Newly issued tourniquet saves life of Helena accident victim

HELENA, Ala. (WIAT) — Around four o’clock on Sunday afternoon on Hwy. 17 in Helena, police say a black F-150 suddenly swerved off the highway and was involved in a single vehicle accident. Investigators say it went down an embankment, crashed through a fence and came to rest about 75 yards out in a pasture.

Billy McCormick lives next to the scene of the wreck.

“I heard tires start squealing. I heard another set of tires. And then I heard a big thump. By the time I get up out of my chair and go to the door and look the police were already there because I could see their blue lights,” said McCormick.

At some point during the wreck police say the 62-year-old driver’s arm was severed.

“Honestly we’re not 100% sure what severed his limb, but something in that brush line or that fence line did so,” said Chief Pete Folmar, Helena Police Department.

Responding Helena Police Sgt. Charles Hudson says it was clear that every second mattered.

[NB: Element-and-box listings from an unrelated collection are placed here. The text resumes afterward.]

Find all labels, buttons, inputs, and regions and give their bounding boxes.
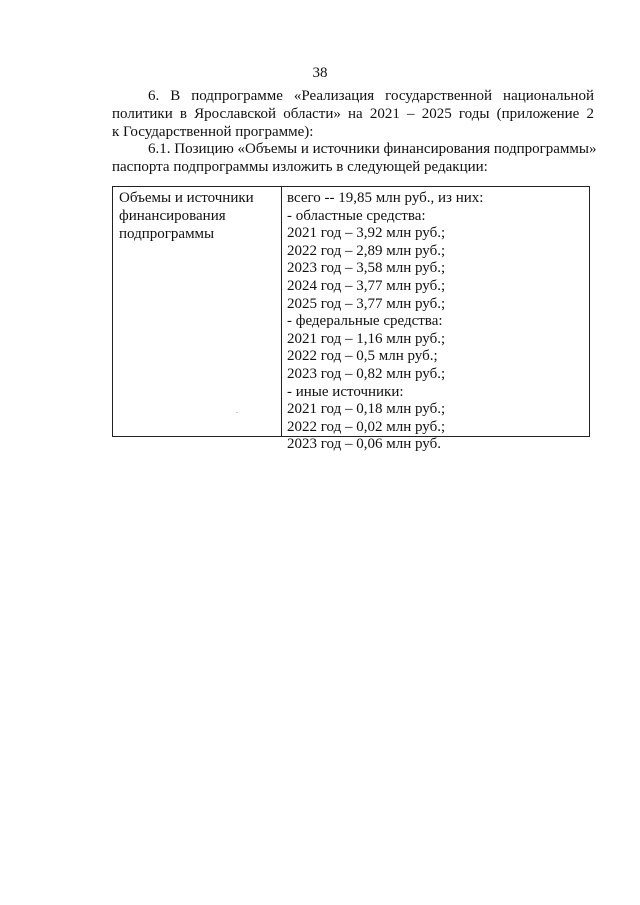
other-sources-heading: - иные источники: bbox=[287, 383, 404, 400]
other-sources-2023: 2023 год – 0,06 млн руб. bbox=[287, 436, 441, 453]
regional-funds-2025: 2025 год – 3,77 млн руб.; bbox=[287, 295, 446, 312]
regional-funds-2023: 2023 год – 3,58 млн руб.; bbox=[287, 260, 446, 277]
federal-funds-2021: 2021 год – 1,16 млн руб.; bbox=[287, 330, 446, 347]
regional-funds-2024: 2024 год – 3,77 млн руб.; bbox=[287, 277, 446, 294]
other-sources-2022: 2022 год – 0,02 млн руб.; bbox=[287, 418, 446, 435]
paragraph-6-line-2: политики в Ярославской области» на 2021 – 2025 годы (приложение 2 bbox=[112, 106, 594, 122]
regional-funds-2021: 2021 год – 3,92 млн руб.; bbox=[287, 225, 446, 242]
funding-label-line: Объемы и источники bbox=[119, 190, 254, 206]
funding-values-cell bbox=[287, 189, 585, 453]
paragraph-6-line-3: к Государственной программе): bbox=[112, 124, 314, 140]
federal-funds-2023: 2023 год – 0,82 млн руб.; bbox=[287, 365, 446, 382]
funding-total: всего -- 19,85 млн руб., из них: bbox=[287, 190, 484, 206]
other-sources-2021: 2021 год – 0,18 млн руб.; bbox=[287, 401, 446, 418]
paragraph-6-1-line-1: 6.1. Позицию «Объемы и источники финансирования подпрограммы» bbox=[148, 141, 597, 157]
paragraph-6-1-line-2: паспорта подпрограммы изложить в следующей редакции: bbox=[112, 159, 488, 175]
funding-label-line: подпрограммы bbox=[119, 226, 215, 242]
paragraph-6-1 bbox=[112, 140, 597, 176]
scan-speck bbox=[236, 412, 238, 413]
table-column-divider bbox=[281, 187, 282, 436]
paragraph-6-line-1: 6. В подпрограмме «Реализация государственной национальной bbox=[148, 88, 594, 104]
federal-funds-2022: 2022 год – 0,5 млн руб.; bbox=[287, 348, 438, 365]
regional-funds-heading: - областные средства: bbox=[287, 207, 426, 224]
federal-funds-heading: - федеральные средства: bbox=[287, 313, 443, 330]
page-number: 38 bbox=[312, 65, 328, 81]
regional-funds-2022: 2022 год – 2,89 млн руб.; bbox=[287, 242, 446, 259]
funding-table bbox=[112, 186, 590, 453]
funding-label-line: финансирования bbox=[119, 208, 226, 224]
funding-label-cell bbox=[119, 189, 277, 243]
paragraph-6 bbox=[112, 87, 594, 141]
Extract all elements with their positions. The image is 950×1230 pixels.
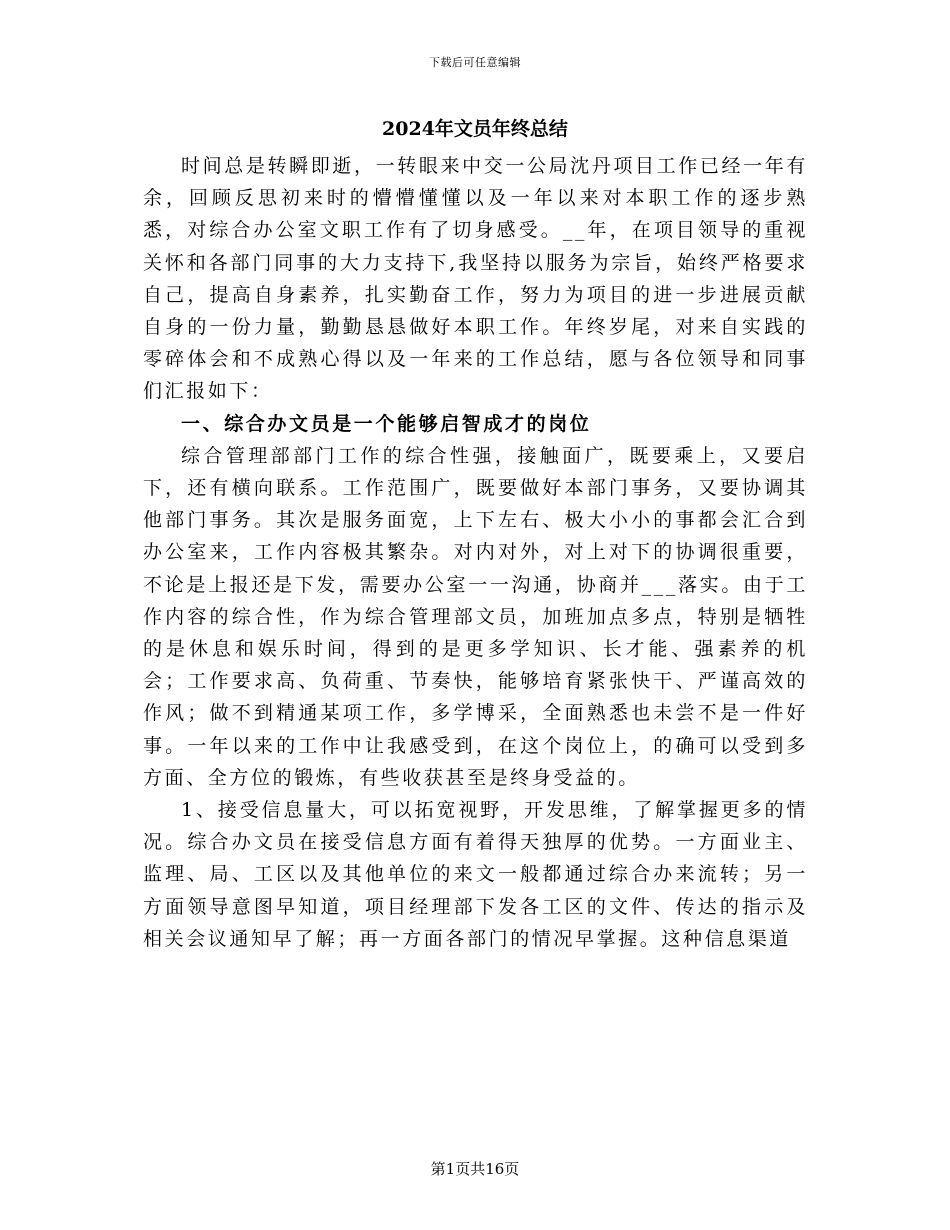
- document-body: [143, 150, 808, 955]
- paragraph-item-1: 1、接受信息量大，可以拓宽视野，开发思维，了解掌握更多的情况。综合办文员在接受信息方面有着得天独厚的优势。一方面业主、监理、局、工区以及其他单位的来文一般都通过综合办来流转；另一方面领导意图早知道，项目经理部下发各工区的文件、传达的指示及相关会议通知早了解；再一方面各部门的情况早掌握。这种信息渠道: [143, 799, 808, 950]
- section-heading-1: 一、综合办文员是一个能够启智成才的岗位: [181, 412, 592, 435]
- page-header-note: 下载后可任意编辑: [429, 56, 521, 69]
- paragraph-intro: 时间总是转瞬即逝，一转眼来中交一公局沈丹项目工作已经一年有余，回顾反思初来时的懵懵懂懂以及一年以来对本职工作的逐步熟悉，对综合办公室文职工作有了切身感受。__年，在项目领导的重视关怀和各部门同事的大力支持下,我坚持以服务为宗旨，始终严格要求自己，提高自身素养，扎实勤奋工作，努力为项目的进一步进展贡献自身的一份力量，勤勤恳恳做好本职工作。年终岁尾，对来自实践的零碎体会和不成熟心得以及一年来的工作总结，愿与各位领导和同事们汇报如下：: [143, 155, 808, 403]
- paragraph-section-1: 综合管理部部门工作的综合性强，接触面广，既要乘上，又要启下，还有横向联系。工作范围广，既要做好本部门事务，又要协调其他部门事务。其次是服务面宽，上下左右、极大小小的事都会汇合到办公室来，工作内容极其繁杂。对内对外，对上对下的协调很重要，不论是上报还是下发，需要办公室一一沟通，协商并___落实。由于工作内容的综合性，作为综合管理部文员，加班加点多点，特别是牺牲的是休息和娱乐时间，得到的是更多学知识、长才能、强素养的机会；工作要求高、负荷重、节奏快，能够培育紧张快干、严谨高效的作风；做不到精通某项工作，多学博采，全面熟悉也未尝不是一件好事。一年以来的工作中让我感受到，在这个岗位上，的确可以受到多方面、全方位的锻炼，有些收获甚至是终身受益的。: [143, 444, 808, 789]
- document-title: 2024年文员年终总结: [382, 118, 568, 140]
- page-footer: 第1页共16页: [430, 1160, 520, 1178]
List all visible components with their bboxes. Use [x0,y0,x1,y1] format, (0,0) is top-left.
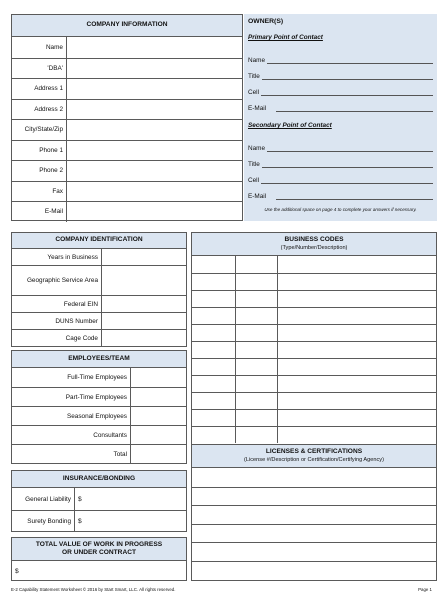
city-state-zip-label: City/State/Zip [12,120,67,140]
total-value-field[interactable]: $ [15,567,19,575]
consultants-label: Consultants [12,426,131,444]
business-code-number-cell[interactable] [236,359,278,375]
license-row[interactable] [192,505,436,524]
business-code-number-cell[interactable] [236,256,278,273]
business-code-number-cell[interactable] [236,427,278,443]
business-code-type-cell[interactable] [192,410,236,426]
business-code-row [192,324,436,341]
insurance-section [11,470,187,532]
city-state-zip-row [12,119,242,140]
city-state-zip-field[interactable] [67,120,242,140]
consultants-row [12,425,186,444]
business-code-number-cell[interactable] [236,291,278,307]
business-code-type-cell[interactable] [192,376,236,392]
business-code-description-cell[interactable] [278,410,436,426]
address2-field[interactable] [67,100,242,120]
business-code-row [192,392,436,409]
consultants-field[interactable] [131,426,186,444]
business-code-type-cell[interactable] [192,359,236,375]
business-code-number-cell[interactable] [236,308,278,324]
business-code-description-cell[interactable] [278,393,436,409]
duns-label: DUNS Number [12,313,102,329]
licenses-section [191,444,437,581]
cage-field[interactable] [102,330,186,346]
business-code-description-cell[interactable] [278,274,436,290]
owners-section [244,14,437,221]
business-code-description-cell[interactable] [278,291,436,307]
primary-name-field[interactable]: Name [248,48,433,64]
primary-contact-title: Primary Point of Contact [248,34,323,41]
license-row[interactable] [192,542,436,561]
phone2-field[interactable] [67,161,242,181]
fax-label: Fax [12,182,67,202]
phone1-label: Phone 1 [12,141,67,161]
years-row [12,249,186,265]
owners-title: OWNER(S) [248,18,284,25]
address2-row [12,99,242,120]
email-label: E-Mail [12,202,67,222]
total-row [12,444,186,463]
duns-row [12,312,186,329]
address2-label: Address 2 [12,100,67,120]
business-code-type-cell[interactable] [192,291,236,307]
business-code-row [192,307,436,324]
ein-label: Federal EIN [12,296,102,312]
business-code-row [192,375,436,392]
total-value-header: TOTAL VALUE OF WORK IN PROGRESS OR UNDER CONTRACT [12,538,186,561]
business-code-type-cell[interactable] [192,274,236,290]
business-code-row [192,409,436,426]
parttime-row [12,387,186,406]
license-row[interactable] [192,487,436,506]
fulltime-label: Full-Time Employees [12,368,131,387]
general-liability-field[interactable]: $ [78,495,82,503]
surety-bonding-label: Surety Bonding [12,511,75,531]
secondary-cell-field[interactable]: Cell [248,168,433,184]
seasonal-field[interactable] [131,407,186,425]
licenses-grid [192,468,436,579]
business-code-description-cell[interactable] [278,359,436,375]
dba-field[interactable] [67,59,242,79]
primary-email-field[interactable]: E-Mail [248,96,433,112]
total-value-section [11,537,187,581]
business-codes-section [191,232,437,445]
phone2-row [12,160,242,181]
ein-row [12,295,186,312]
cage-row [12,329,186,346]
company-identification-header: COMPANY IDENTIFICATION [12,233,186,249]
address1-field[interactable] [67,79,242,99]
phone1-row [12,140,242,161]
seasonal-row [12,406,186,425]
address1-label: Address 1 [12,79,67,99]
business-code-row [192,273,436,290]
surety-bonding-field[interactable]: $ [78,517,82,525]
business-code-description-cell[interactable] [278,308,436,324]
business-code-description-cell[interactable] [278,376,436,392]
years-label: Years in Business [12,249,102,265]
business-code-number-cell[interactable] [236,274,278,290]
employees-header: EMPLOYEES/TEAM [12,351,186,368]
footer-copyright: E-2 Capability Statement Worksheet © 2016 by Start Smart, LLC. All rights reserved. [11,587,176,592]
service-area-label: Geographic Service Area [12,266,102,295]
secondary-contact-title: Secondary Point of Contact [248,122,332,129]
license-row[interactable] [192,561,436,580]
general-liability-row [12,488,186,510]
business-code-row [192,426,436,443]
business-code-row [192,290,436,307]
company-name-row [12,37,242,58]
business-codes-header: BUSINESS CODES (Type/Number/Description) [192,233,436,256]
service-area-field[interactable] [102,266,186,295]
business-code-description-cell[interactable] [278,427,436,443]
license-row[interactable] [192,524,436,543]
company-name-label: Name [12,37,67,58]
email-field[interactable] [67,202,242,222]
business-code-type-cell[interactable] [192,256,236,273]
phone1-field[interactable] [67,141,242,161]
business-code-type-cell[interactable] [192,393,236,409]
surety-bonding-row [12,510,186,531]
insurance-header: INSURANCE/BONDING [12,471,186,488]
business-code-row [192,358,436,375]
business-code-description-cell[interactable] [278,325,436,341]
company-information-header: COMPANY INFORMATION [12,15,242,37]
company-name-field[interactable] [67,37,242,58]
fulltime-field[interactable] [131,368,186,387]
years-field[interactable] [102,249,186,265]
total-field[interactable] [131,445,186,463]
service-area-row [12,265,186,295]
company-information-section [11,14,243,221]
footer-page-number: Page 1 [418,587,432,592]
parttime-label: Part-Time Employees [12,388,131,406]
duns-field[interactable] [102,313,186,329]
business-code-number-cell[interactable] [236,410,278,426]
address1-row [12,78,242,99]
general-liability-label: General Liability [12,488,75,510]
business-code-type-cell[interactable] [192,342,236,358]
secondary-title-field[interactable]: Title [248,152,433,168]
employees-section [11,350,187,464]
business-codes-grid [192,256,436,443]
business-code-type-cell[interactable] [192,308,236,324]
total-label: Total [12,445,131,463]
business-code-description-cell[interactable] [278,256,436,273]
seasonal-label: Seasonal Employees [12,407,131,425]
business-code-description-cell[interactable] [278,342,436,358]
parttime-field[interactable] [131,388,186,406]
business-code-type-cell[interactable] [192,325,236,341]
secondary-email-field[interactable]: E-Mail [248,184,433,200]
business-code-number-cell[interactable] [236,325,278,341]
email-row [12,201,242,222]
business-code-row [192,341,436,358]
primary-title-field[interactable]: Title [248,64,433,80]
license-row[interactable] [192,468,436,487]
fulltime-row [12,368,186,387]
cage-label: Cage Code [12,330,102,346]
dba-row [12,58,242,79]
company-identification-section [11,232,187,347]
dba-label: 'DBA' [12,59,67,79]
business-code-number-cell[interactable] [236,342,278,358]
owners-note: Use the additional space on page 4 to complete your answers if necessary. [264,207,417,212]
fax-row [12,181,242,202]
phone2-label: Phone 2 [12,161,67,181]
primary-cell-field[interactable]: Cell [248,80,433,96]
ein-field[interactable] [102,296,186,312]
licenses-header: LICENSES & CERTIFICATIONS (License #/Description or Certification/Certifying Agency) [192,445,436,468]
secondary-name-field[interactable]: Name [248,136,433,152]
business-code-row [192,256,436,273]
fax-field[interactable] [67,182,242,202]
business-code-type-cell[interactable] [192,427,236,443]
business-code-number-cell[interactable] [236,376,278,392]
business-code-number-cell[interactable] [236,393,278,409]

“There was a considerable amount of blood in the vehicle and on the outside of it. And he was still bleeding pretty good when I got there,” said Hudson.

“Just as I was getting to him and I could see the severed arm I went ahead and started unstrapping the tourniquet off my belt.”

According to Chief Folmar the department put the tourniquets in service about two weeks prior to the wreck.

“There really is no alternative to this. And in this particular case I can’t say for certain that this gentleman would have bled out if not for the application of that, but I think it’s pretty much everybody’s opinion that that’s highly likely,” said Folmar.

“Mostly I feel very thankful. I’m thankful that the council and the mayor saw fit to outfit us with these things. I’m thankful that Lt. Flynn took the time and put together a good training program for our guys, and I’m thankful that Charlie was on scene in time to do something that probably saved this gentleman’s life,” he continued.

 

Sergeant Hudson says he was just doing his job.

“I don’t really feel like what I did was any more special than what anybody else could have done. You know I didn’t have, really any different training than any of the other officers here. I just happened to be the one that got there first,” said Hudson.

Helena Police say an off-duty EMT who arrived on the scene packed the victim’s severed limb in ice hoping that it might potentially be reattached. They are not sure if that will be possible, but police say the man is expected to survive.